Payment networks have long been nearly infallible. Their impossible-to-replicate merchant and bank coverage, coupled with their partnership model and distributed technology, creates a nearly impenetrable defense that has survived repeated competitive and regulatory challenges around the world. It’s nearly impossible to imagine new competitors displacing the leading networks without tremendous technology evolution and regulatory support.

However, the same partnership model and distributed technologies that make the networks so strong also limit the networks’ ability to adapt. The API may just be the technology evolution that is needed to alter the competitive landscape. New regulations that require that all banks share customer information are most certainly an accelerant. The combination of technology and regulation may finally be the formula that ends the networks’ reign of superiority over electronic payments.

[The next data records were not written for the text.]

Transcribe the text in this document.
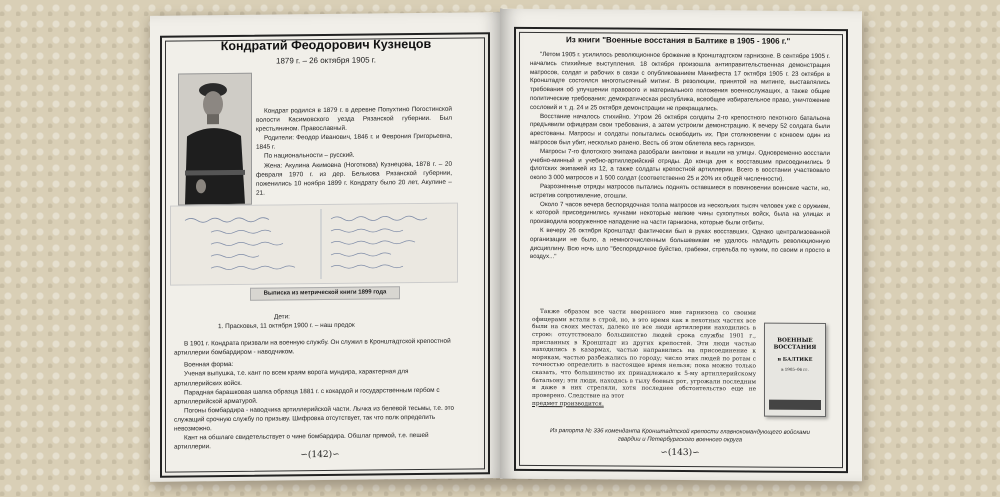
Кондратий Феодорович Кузнецов
1879 г. – 26 октября 1905 г.

Кондрат родился в 1879 г. в деревне Попухтино Погостинской волости Касимовского уезда Рязанской губернии. Был крестьянином. Православный.

Родители: Феодор Иванович, 1846 г. и Феврония Григорьевна, 1845 г.

По национальности – русский.

Жена: Акулина Акимовна (Ноготкова) Кузнецова, 1878 г. – 20 февраля 1970 г. из дер. Белькова Рязанской губернии, поженились 10 ноября 1899 г. Кондрату было 20 лет, Акулине – 21.

Выписка из метрической книги 1899 года

Дети:

1. Прасковья, 11 октября 1900 г. – наш предок

В 1901 г. Кондрата призвали на военную службу. Он служил в Кронштадтской крепостной артиллерии бомбардиром - наводчиком.

Военная форма:

Ученая выпушка, т.е. кант по всем краям ворота мундира, характерная для артиллерийских войск.

Парадная барашковая шапка образца 1881 г. с кокардой и государственным гербом с артиллерийской арматурой.

Погоны бомбардира - наводчика артиллерийской части. Лычка из белевой тесьмы, т.е. это служащий срочную службу по призыву. Шифровка отсутствует, так что полк определить невозможно.

Кант на обшлаге свидетельствует о чине бомбардира. Обшлаг прямой, т.е. пешей артиллерии.

∽(142)∽
Из книги "Военные восстания в Балтике в 1905 - 1906 г."

"Летом 1905 г. усилилось революционное брожение в Кронштадтском гарнизоне. В сентябре 1905 г. начались стихийные выступления. 18 октября произошла антиправительственная демонстрация матросов, солдат и рабочих в связи с опубликованием Манифеста 17 октября 1905 г. 23 октября в Кронштадте состоялся многотысячный митинг. В резолюции, принятой на митинге, выставлялись требования об улучшении правового и материального положения военнослужащих, а также общие политические требования: демократическая республика, всеобщее избирательное право, уничтожение сословий и т. д. 24 и 25 октября демонстрации не прекращались.

Восстание началось стихийно. Утром 26 октября солдаты 2-го крепостного пехотного батальона предъявили офицерам свои требования, а затем устроили демонстрацию. К вечеру 52 солдата были арестованы. Матросы и солдаты попытались освободить их. При столкновении с конвоем один из матросов был убит, несколько ранено. Весть об этом облетела весь гарнизон.

Матросы 7-го флотского экипажа разобрали винтовки и вышли на улицы. Одновременно восстали учебно-минный и учебно-артиллерийский отряды. До конца дня к восставшим присоединились 9 флотских экипажей из 12, а также солдаты крепостной артиллерии. Всего в восстании участвовало около 3 000 матросов и 1 500 солдат (соответственно 25 и 20% их общей численности).

Разрозненные отряды матросов пытались поднять оставшиеся в повиновении воинские части, но, встретив сопротивление, отошли.

Около 7 часов вечера беспорядочная толпа матросов из нескольких тысяч человек уже с оружием, к которой присоединились кучками некоторые мелкие чины сухопутных войск, была на улицах и производила вооруженное нападение на части гарнизона, которые были отбиты.

К вечеру 26 октября Кронштадт фактически был в руках восставших. Однако централизованной организации не было, а немногочисленным большевикам не удалось наладить революционную дисциплину. Всю ночь шло "беспорядочное буйство, грабежи, стрельба по чужим, по своим и просто в воздух..."

Также образом все части вверенного мне гарнизона со своими офицерами встали в строй, но, в это время как в пехотных частях все были на своих местах, далеко не все люди артиллерии находились в строю: отсутствовало большинство людей срока службы 1901 г., присланных в Кронштадт из других крепостей. Эти люди частью находились в казармах, частью направились на присоединение к морякам, частью разбежались по городу; число этих людей по ротам с точностью определить в настоящее время нельзя; пока можно только сказать, что большинство их принадлежало к 5-му артиллерийскому батальону; эти люди, находясь в тылу боевых рот, угрожали последним и даже в них стреляли, хотя последнее обстоятельство еще не проверено. Следствие на этот

предмет производится.

ВОЕННЫЕ ВОССТАНИЯ
в БАЛТИКЕ
в 1905–06 гг.
Из рапорта № 336 коменданта Кронштадтской крепости главнокомандующего войсками гвардии и Петербургского военного округа
∽(143)∽
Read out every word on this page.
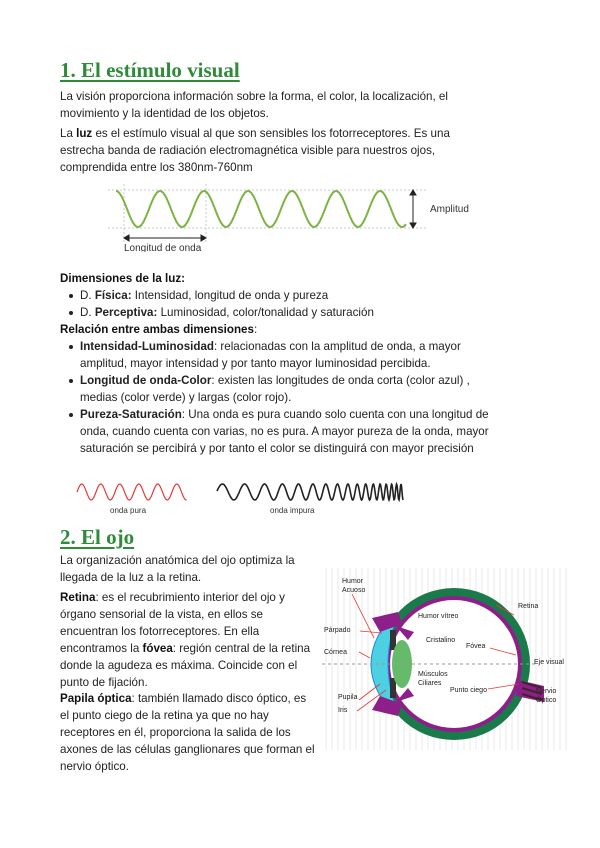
1. El estímulo visual
La visión proporciona información sobre la forma, el color, la localización, el movimiento y la identidad de los objetos.
La luz es el estímulo visual al que son sensibles los fotorreceptores. Es una estrecha banda de radiación electromagnética visible para nuestros ojos, comprendida entre los 380nm-760nm
Amplitud
Longitud de onda
Dimensiones de la luz:
D. Física: Intensidad, longitud de onda y pureza
D. Perceptiva: Luminosidad, color/tonalidad y saturación
Relación entre ambas dimensiones:
Intensidad-Luminosidad: relacionadas con la amplitud de onda, a mayor amplitud, mayor intensidad y por tanto mayor luminosidad percibida.
Longitud de onda-Color: existen las longitudes de onda corta (color azul) , medias (color verde) y largas (color rojo).
Pureza-Saturación: Una onda es pura cuando solo cuenta con una longitud de onda, cuando cuenta con varias, no es pura. A mayor pureza de la onda, mayor saturación se percibirá y por tanto el color se distinguirá con mayor precisión
onda pura	onda impura
2. El ojo
La organización anatómica del ojo optimiza la llegada de la luz a la retina.
Retina: es el recubrimiento interior del ojo y órgano sensorial de la vista, en ellos se encuentran los fotorreceptores. En ella encontramos la fóvea: región central de la retina donde la agudeza es máxima. Coincide con el punto de fijación.
Papila óptica: también llamado disco óptico, es el punto ciego de la retina ya que no hay receptores en él, proporciona la salida de los axones de las células ganglionares que forman el nervio óptico.
Humor
Acuoso
Humor vítreo
Retina
Párpado
Cristalino
Fóvea
Córnea
Eje visual
Músculos
Ciliares
Pupila
Punto ciego	Nervio
Óptico
Iris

If you’re in or invest in payments, Europe in 2018 is must-see TV. But if you think open banking will be isolated to Europe, think again. In the U.S., the Consumer Financial Protection Bureau has already been exploring options to force banks to share financial data in a manner similar to the requirements of PSD2. And, already, JPMorgan Chase is pursuing its own ways to interface directly with merchants. Both regulatory and market forces are already at work here in the U.S. It is unlikely that the Atlantic will be enough of a barrier to isolate these changes very long.

—Rick Oglesby and Brad Margol are principals at AZ Payments Group LLC, Mesa, Ariz.